The first challenge discussed was assessing realistic and logistically achievable institutional objectives in terms of knowledge, skills and abilities available. For example, the core GEP team generally had to first understand the work process of administrative/permanent staff and was advised to adapt their objectives to more realistic ones. 

Secondly, the GEP may be implemented differently than primarily planned. In the planning phase all the challenges and institutional limits or potential created opportunities that arise along the way cannot be foreseen.  The most obvious obstacle here was the COVID-19 crisis, but there were also some institutionally specific ones, such as the limits to gathering sex-disaggregated data since that was not yet a general praxis in the faculty. UL FF GEP therefore introduced the possibility of gathering such data and argued the way on how to adopt it. 

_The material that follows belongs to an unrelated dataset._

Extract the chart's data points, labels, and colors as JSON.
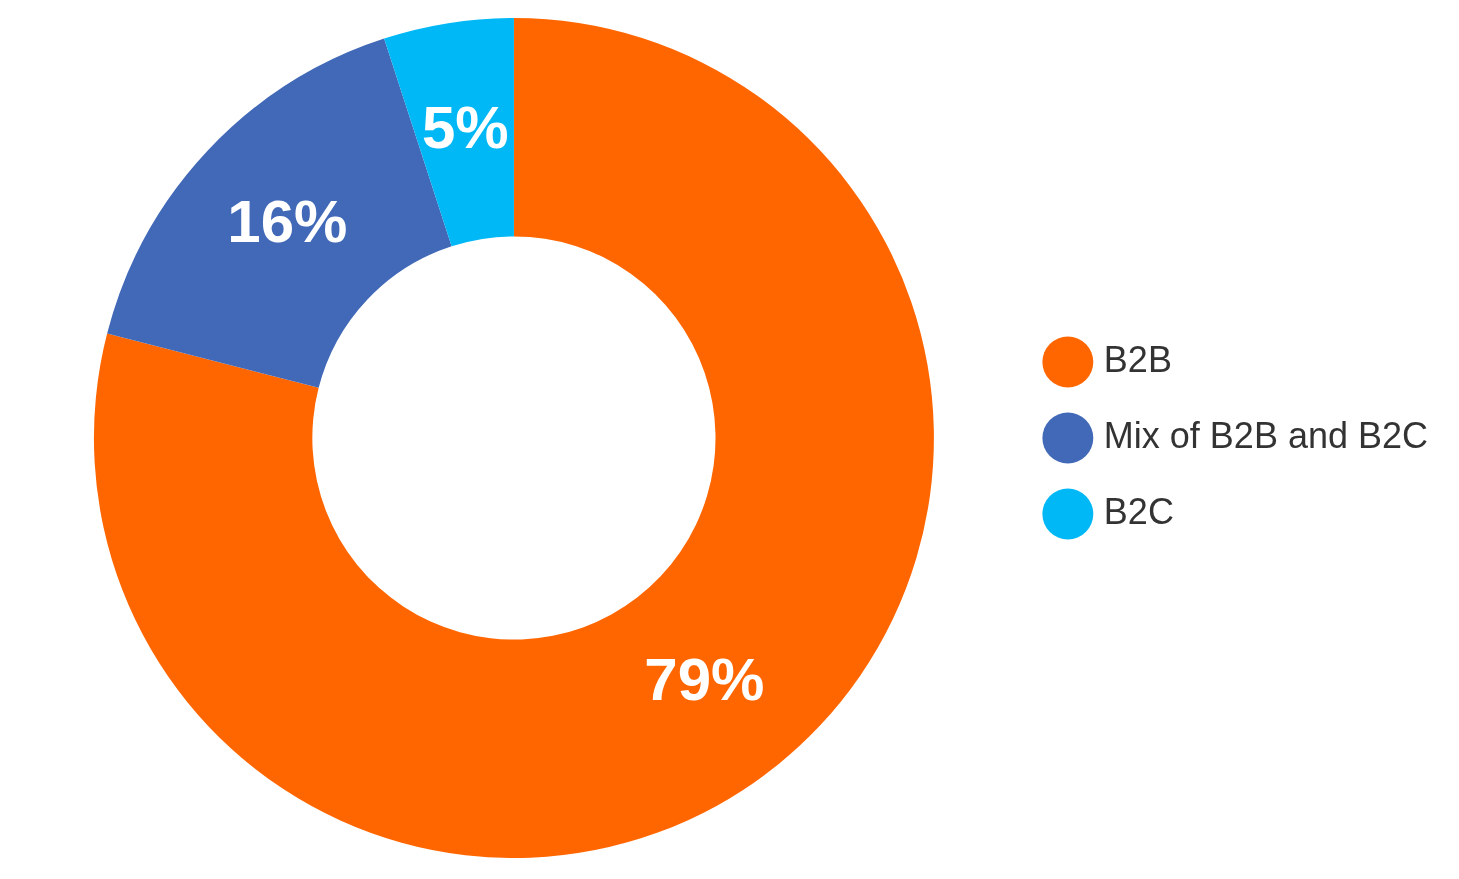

GEP can therefore not be written as a “binding” document, but a “guiding” one for a dynamic process that includes variety of proposals, suggestions and possibilities. We must be prepared for the fact that not all will be realised and not everyone will want to take advantage of the project’s newly-created opportunities. 

Thirdly, the GEP must include output indicators as well as those of long-term impact. For example, not only counting the number of women in decision-making boards but arguing for their increased proportion in decision-making positions. It is very important that GEP contains the phase of monitoring and evaluation of the indicators in the GEP, as this is the most efficient way to assess their performance.

Fourthly, the biggest expected challenge is making the GEP a long-standing institutional success. It is crucial that the GEP implementers who are not part of the core working group (which is formed for the project duration) also adopt it as their own project. Greater commitment and ownership will be built up and the GEP objectives are likely to be long-term if they are taken on board by those working in long-term management or support/administrative positions since they are the ones capable to uphold the gender equality goals long after the project is finished.

This exchange of knowledge with regard to the meeting of two GEP implementing partners working in the same Slovenian socio-political and cultural context proved to be a mutual learning experience and a constructive space for peer discussion, where both institutions strengthen each other’s agency in establishing gender equality as a norm in higher education and research institutions. All participants of the meeting felt such cooperative initiatives are the best way to establish alternative gender equal practices and to make GEPs as efficient as possible, and therefore agreed upon making the meetings a temporary practice.